Dieser pathologische Zustand ist jedoch nicht nur das Ergebnis von sozialem Druck und Unterdrückung oder persönlichen traumatischen Erfahrungen, sondern wird auch durch eine tiefe Angst vor dem Blick nach innen gestützt.

Diese Menschen haben starke Angst, weil sie ihre tiefsten Impulse und Wünsche nicht verstehen, insbesondere wenn diese sozial zensiert wurden. Sie haben Angst, nach innen zu schauen, weil sie nicht wissen, was sie im Selbstbeobachtungsprozess finden werden, und sie wissen nicht, wie sie mit ihren Schatten umgehen sollen.

Deshalb fällt es ihnen schwer, über die Fakten nachzudenken, anzuhalten und nachzudenken. Sie bewegen sich mit wenigen Werkzeugen durch das Leben, die normalerweise von anderen ausgeliehen wurden, um nicht verloren zu gehen oder unerwarteten Risiken und Überraschungen ausgesetzt zu sein.

Technologie hilft sicherlich nicht. Wenn wir zu viel Zeit vor Bildschirmen verbringen, verlieren wir die intime Zeit und den Raum, die für die Selbstbetrachtung erforderlich sind, in denen unser Gehirn breitere Verbindungen zwischen Ereignissen und unseren emotionalen Reaktionen herstellen kann.
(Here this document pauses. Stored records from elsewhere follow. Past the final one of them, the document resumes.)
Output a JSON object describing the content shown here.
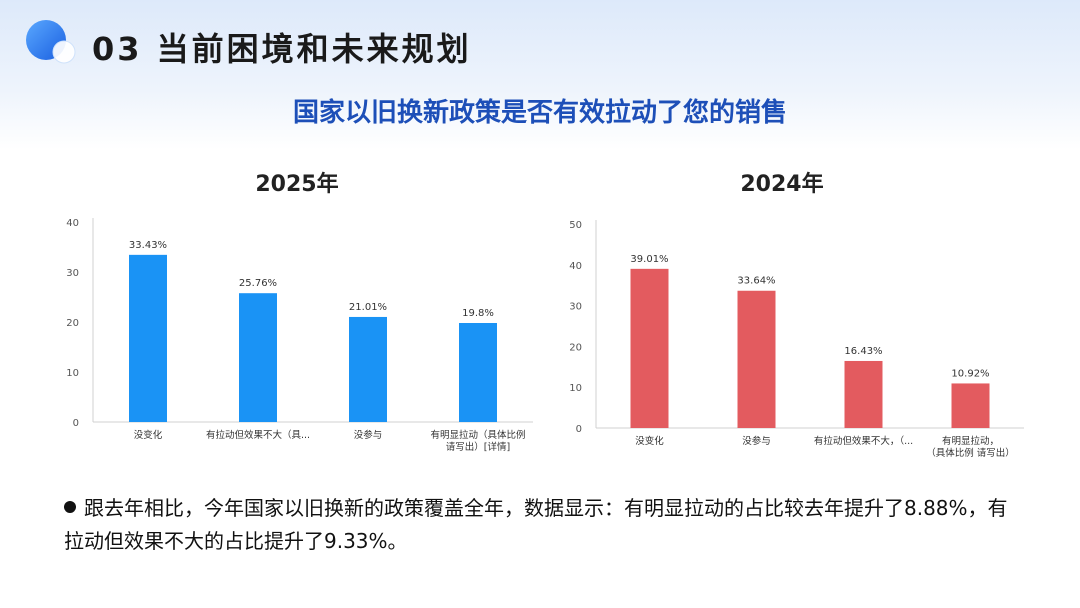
{
  "page": {
    "section_title": "03 当前困境和未来规划",
    "subtitle": "国家以旧换新政策是否有效拉动了您的销售",
    "bullet_text": "跟去年相比，今年国家以旧换新的政策覆盖全年，数据显示：有明显拉动的占比较去年提升了8.88%，有拉动但效果不大的占比提升了9.33%。"
  },
  "chart_data": [
    {
      "type": "bar",
      "title": "2025年",
      "categories": [
        [
          "没变化"
        ],
        [
          "有拉动但效果不大（具..."
        ],
        [
          "没参与"
        ],
        [
          "有明显拉动（具体比例",
          "请写出）[详情]"
        ]
      ],
      "values": [
        33.43,
        25.76,
        21.01,
        19.8
      ],
      "value_labels": [
        "33.43%",
        "25.76%",
        "21.01%",
        "19.8%"
      ],
      "ylim": [
        0,
        40
      ],
      "yticks": [
        0,
        10,
        20,
        30,
        40
      ],
      "color": "#1a93f5"
    },
    {
      "type": "bar",
      "title": "2024年",
      "categories": [
        [
          "没变化"
        ],
        [
          "没参与"
        ],
        [
          "有拉动但效果不大，（..."
        ],
        [
          "有明显拉动，",
          "（具体比例 请写出）"
        ]
      ],
      "values": [
        39.01,
        33.64,
        16.43,
        10.92
      ],
      "value_labels": [
        "39.01%",
        "33.64%",
        "16.43%",
        "10.92%"
      ],
      "ylim": [
        0,
        50
      ],
      "yticks": [
        0,
        10,
        20,
        30,
        40,
        50
      ],
      "color": "#e35b5f"
    }
  ]
}
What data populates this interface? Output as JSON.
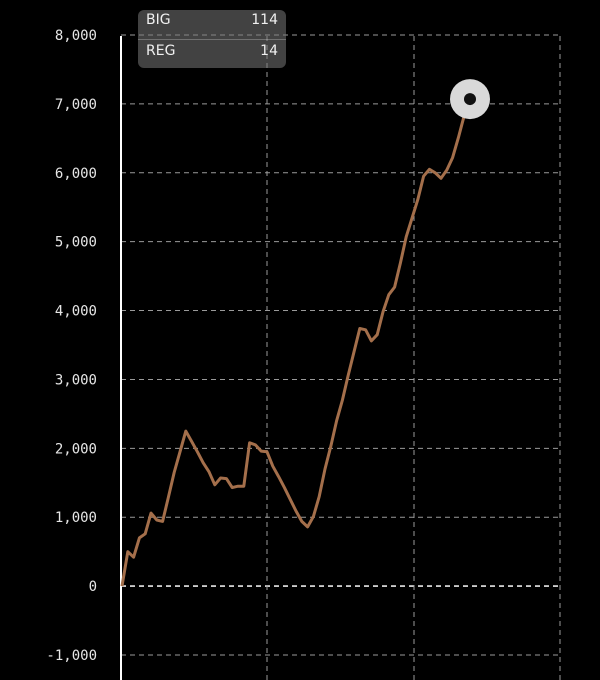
{
  "chart_data": {
    "type": "line",
    "y_ticks": [
      8000,
      7000,
      6000,
      5000,
      4000,
      3000,
      2000,
      1000,
      0,
      -1000
    ],
    "y_tick_labels": [
      "8,000",
      "7,000",
      "6,000",
      "5,000",
      "4,000",
      "3,000",
      "2,000",
      "1,000",
      "0",
      "-1,000"
    ],
    "ylim": [
      -1000,
      8000
    ],
    "grid": true,
    "series": [
      {
        "color": "#a46f4b",
        "values": [
          0,
          500,
          420,
          700,
          760,
          1060,
          960,
          940,
          1290,
          1650,
          1950,
          2250,
          2100,
          1950,
          1790,
          1660,
          1470,
          1570,
          1560,
          1430,
          1450,
          1450,
          2080,
          2050,
          1960,
          1950,
          1740,
          1590,
          1430,
          1260,
          1090,
          940,
          860,
          1010,
          1300,
          1700,
          2030,
          2400,
          2700,
          3060,
          3400,
          3740,
          3720,
          3560,
          3650,
          3980,
          4230,
          4340,
          4690,
          5070,
          5340,
          5610,
          5950,
          6050,
          6000,
          5920,
          6040,
          6220,
          6510,
          6830,
          7070
        ]
      }
    ],
    "end_marker": true,
    "legend": [
      {
        "label": "BIG",
        "value": "114"
      },
      {
        "label": "REG",
        "value": "14"
      }
    ],
    "legend_placement": "top-left"
  }
}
Ein "starkes Ich", das Gegenmittel gegen Normopathie

In der Normopathie wird das Soziale erhöht und das Individuum ignoriert. Aber der Normopath befolgt nicht immer die Regeln oder verhält sich wie ein Roboter, der darauf programmiert ist, anderen zu folgen. Tatsächlich ist eine extreme Normopathie durch Abweichungen von der Norm gekennzeichnet.
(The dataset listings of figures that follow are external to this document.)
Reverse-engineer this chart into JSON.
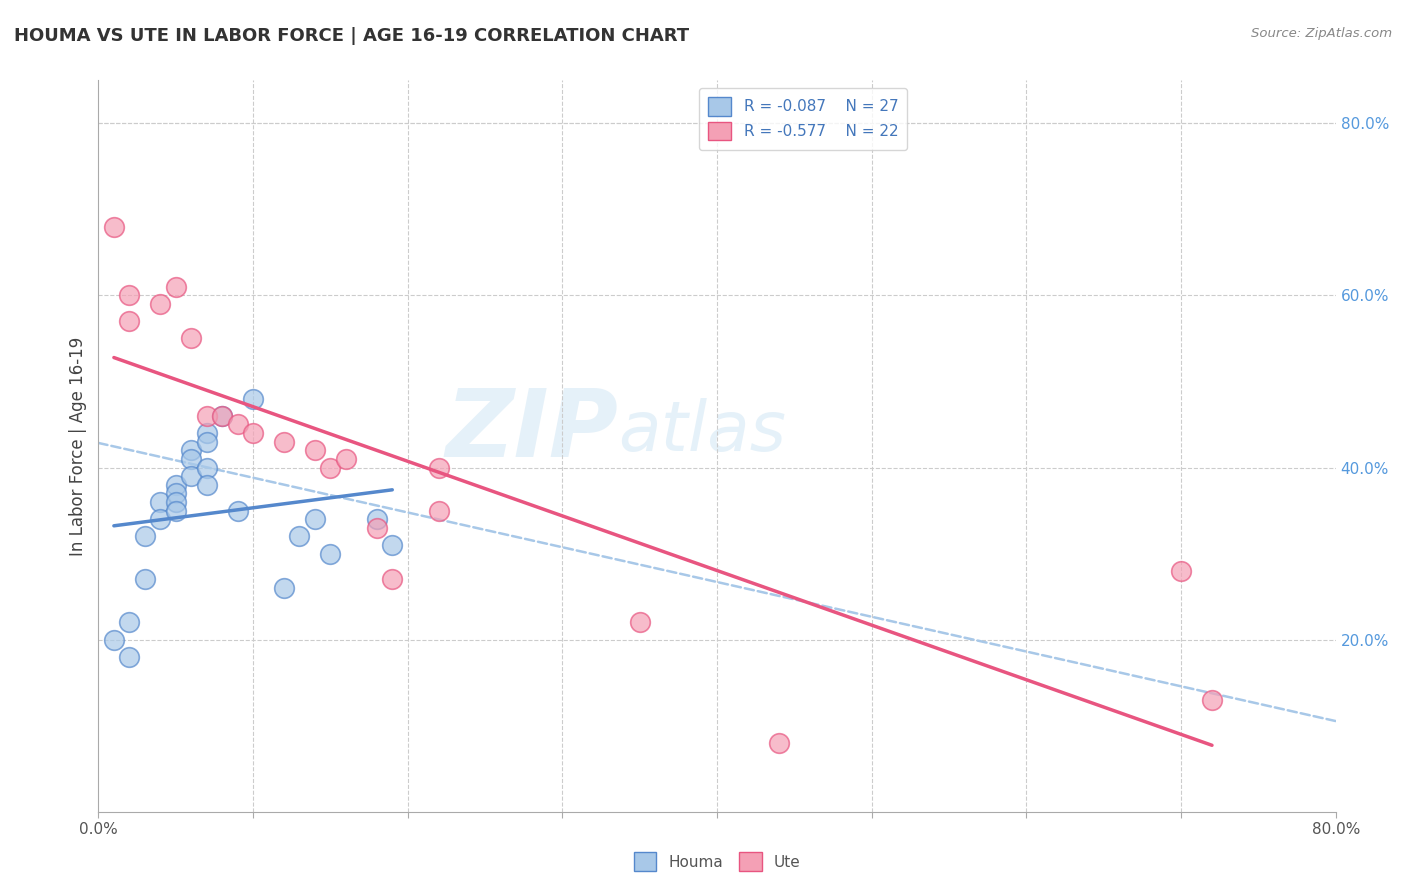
{
  "title": "HOUMA VS UTE IN LABOR FORCE | AGE 16-19 CORRELATION CHART",
  "source": "Source: ZipAtlas.com",
  "ylabel": "In Labor Force | Age 16-19",
  "xlim": [
    0.0,
    0.8
  ],
  "ylim": [
    0.0,
    0.85
  ],
  "houma_R": "-0.087",
  "houma_N": "27",
  "ute_R": "-0.577",
  "ute_N": "22",
  "houma_color": "#a8c8e8",
  "ute_color": "#f4a0b5",
  "houma_line_color": "#5588cc",
  "ute_line_color": "#e85580",
  "trend_line_color": "#a8c8e8",
  "houma_x": [
    0.01,
    0.02,
    0.02,
    0.03,
    0.03,
    0.04,
    0.04,
    0.05,
    0.05,
    0.05,
    0.05,
    0.06,
    0.06,
    0.06,
    0.07,
    0.07,
    0.07,
    0.07,
    0.08,
    0.09,
    0.1,
    0.12,
    0.13,
    0.14,
    0.15,
    0.18,
    0.19
  ],
  "houma_y": [
    0.2,
    0.18,
    0.22,
    0.32,
    0.27,
    0.36,
    0.34,
    0.38,
    0.37,
    0.36,
    0.35,
    0.42,
    0.41,
    0.39,
    0.44,
    0.43,
    0.4,
    0.38,
    0.46,
    0.35,
    0.48,
    0.26,
    0.32,
    0.34,
    0.3,
    0.34,
    0.31
  ],
  "ute_x": [
    0.01,
    0.02,
    0.02,
    0.04,
    0.05,
    0.06,
    0.07,
    0.08,
    0.09,
    0.1,
    0.12,
    0.14,
    0.15,
    0.16,
    0.18,
    0.19,
    0.22,
    0.22,
    0.35,
    0.44,
    0.7,
    0.72
  ],
  "ute_y": [
    0.68,
    0.6,
    0.57,
    0.59,
    0.61,
    0.55,
    0.46,
    0.46,
    0.45,
    0.44,
    0.43,
    0.42,
    0.4,
    0.41,
    0.33,
    0.27,
    0.4,
    0.35,
    0.22,
    0.08,
    0.28,
    0.13
  ],
  "background_color": "#ffffff",
  "grid_color": "#cccccc",
  "title_fontsize": 13,
  "axis_label_fontsize": 12,
  "tick_fontsize": 11,
  "legend_fontsize": 11,
  "watermark_zip": "ZIP",
  "watermark_atlas": "atlas"
}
Einige normopathische Menschen explodieren unter dem Druck der Konformität, die ihnen psychologischen Sauerstoff entzieht. In diesen Fällen reagieren sie wahrscheinlich heftig und wenden sich gegen die Muster oder Gruppen, denen sie gefolgt sind, insbesondere wenn sie sich abgelehnt oder enttäuscht fühlen.

Um aus der Normopathie herauszukommen, gibt es nichts anderes zu tun, als ein "starkes Ich" zu entwickeln und die Schatten zu akzeptieren, die wir in uns haben. Wir müssen uns öffnen, es erforschen und wieder aufbauen. Mit einer neugierigen und mitfühlenden Haltung.
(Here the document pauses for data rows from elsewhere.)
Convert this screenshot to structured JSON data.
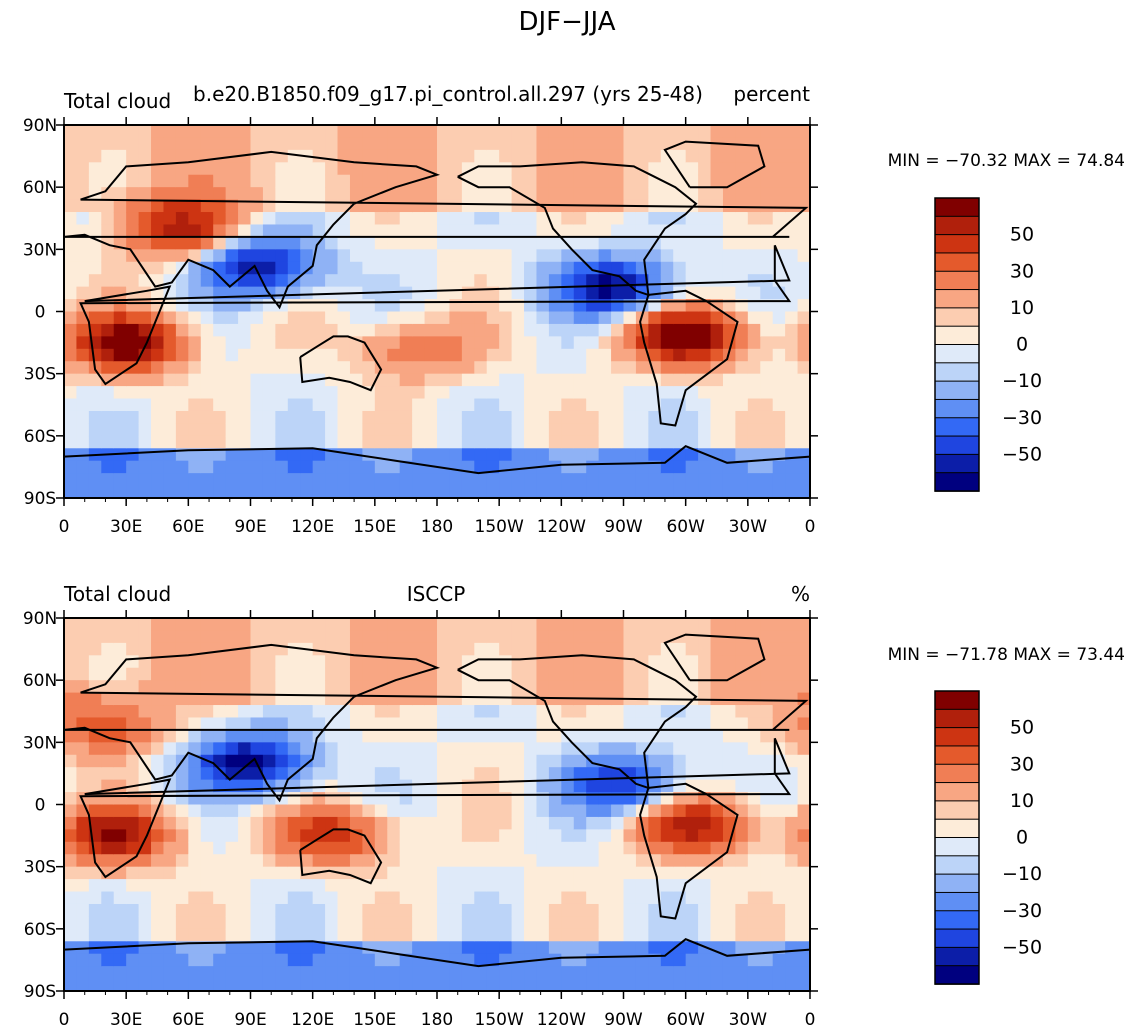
{
  "figure": {
    "title": "DJF−JJA"
  },
  "colors": {
    "levels": [
      {
        "value": -60,
        "color": "#00007f"
      },
      {
        "value": -50,
        "color": "#0c1ea8"
      },
      {
        "value": -40,
        "color": "#1f45e0"
      },
      {
        "value": -30,
        "color": "#3369f5"
      },
      {
        "value": -20,
        "color": "#5f8ff4"
      },
      {
        "value": -10,
        "color": "#8fb2f5"
      },
      {
        "value": -5,
        "color": "#bcd4f8"
      },
      {
        "value": 0,
        "color": "#dfeaf9"
      },
      {
        "value": 5,
        "color": "#fdecd9"
      },
      {
        "value": 10,
        "color": "#fccdb1"
      },
      {
        "value": 20,
        "color": "#f8a683"
      },
      {
        "value": 30,
        "color": "#f07e55"
      },
      {
        "value": 40,
        "color": "#e45a2c"
      },
      {
        "value": 50,
        "color": "#cd3412"
      },
      {
        "value": 60,
        "color": "#b0200c"
      },
      {
        "value": 70,
        "color": "#800000"
      }
    ],
    "land_line": "#000000"
  },
  "chart_data": [
    {
      "type": "heatmap",
      "panel": "model",
      "title_left": "Total cloud",
      "title_center": "b.e20.B1850.f09_g17.pi_control.all.297 (yrs 25-48)",
      "title_right": "percent",
      "stats_label": "MIN = −70.32 MAX =  74.84",
      "min": -70.32,
      "max": 74.84,
      "x_ticks": [
        "0",
        "30E",
        "60E",
        "90E",
        "120E",
        "150E",
        "180",
        "150W",
        "120W",
        "90W",
        "60W",
        "30W",
        "0"
      ],
      "y_ticks": [
        "90N",
        "60N",
        "30N",
        "0",
        "30S",
        "60S",
        "90S"
      ],
      "colorbar_labels": [
        "50",
        "30",
        "10",
        "0",
        "−10",
        "−30",
        "−50"
      ],
      "features": [
        {
          "lon": 30,
          "lat": -15,
          "value": 70
        },
        {
          "lon": 55,
          "lat": 40,
          "value": 55
        },
        {
          "lon": 95,
          "lat": 22,
          "value": -60
        },
        {
          "lon": 300,
          "lat": -12,
          "value": 72
        },
        {
          "lon": 265,
          "lat": 12,
          "value": -62
        },
        {
          "lon": 170,
          "lat": -18,
          "value": 30
        }
      ]
    },
    {
      "type": "heatmap",
      "panel": "observation",
      "title_left": "Total cloud",
      "title_center": "ISCCP",
      "title_right": "%",
      "stats_label": "MIN = −71.78 MAX =  73.44",
      "min": -71.78,
      "max": 73.44,
      "x_ticks": [
        "0",
        "30E",
        "60E",
        "90E",
        "120E",
        "150E",
        "180",
        "150W",
        "120W",
        "90W",
        "60W",
        "30W",
        "0"
      ],
      "y_ticks": [
        "90N",
        "60N",
        "30N",
        "0",
        "30S",
        "60S",
        "90S"
      ],
      "colorbar_labels": [
        "50",
        "30",
        "10",
        "0",
        "−10",
        "−30",
        "−50"
      ],
      "features": [
        {
          "lon": 25,
          "lat": -15,
          "value": 60
        },
        {
          "lon": 90,
          "lat": 20,
          "value": -65
        },
        {
          "lon": 130,
          "lat": -15,
          "value": 45
        },
        {
          "lon": 305,
          "lat": -10,
          "value": 55
        },
        {
          "lon": 270,
          "lat": 10,
          "value": -50
        },
        {
          "lon": 20,
          "lat": 38,
          "value": 40
        }
      ]
    }
  ]
}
Dazu müssen wir die Idee loswerden, dass Normalität angemessen, richtig oder wünschenswert ist. Wir müssen verstehen, dass Normalität - verstanden als normalisiert, reguliert und mehrheitlich - manchmal viel Schaden anrichten kann. Wir müssen die Bedeutung von Dissens wiedererlangen, über unsere Umwelt nachdenken und unseren Unterschied bestätigen.

Vor allem aber müssen wir aufhören zu glauben, dass wir gegen Normopathie immun sind, denn wie McDougall sagte, alle normalen Menschen, zumindest teilweise, „Sie bewegen sich wie Roboter um die Welt, sie verhalten sich wie programmierte Roboter, sie drücken sich in einer abgeflachten Sprache ohne Nuancen aus, sie haben banale Meinungen und verwenden Klischees und Klischees.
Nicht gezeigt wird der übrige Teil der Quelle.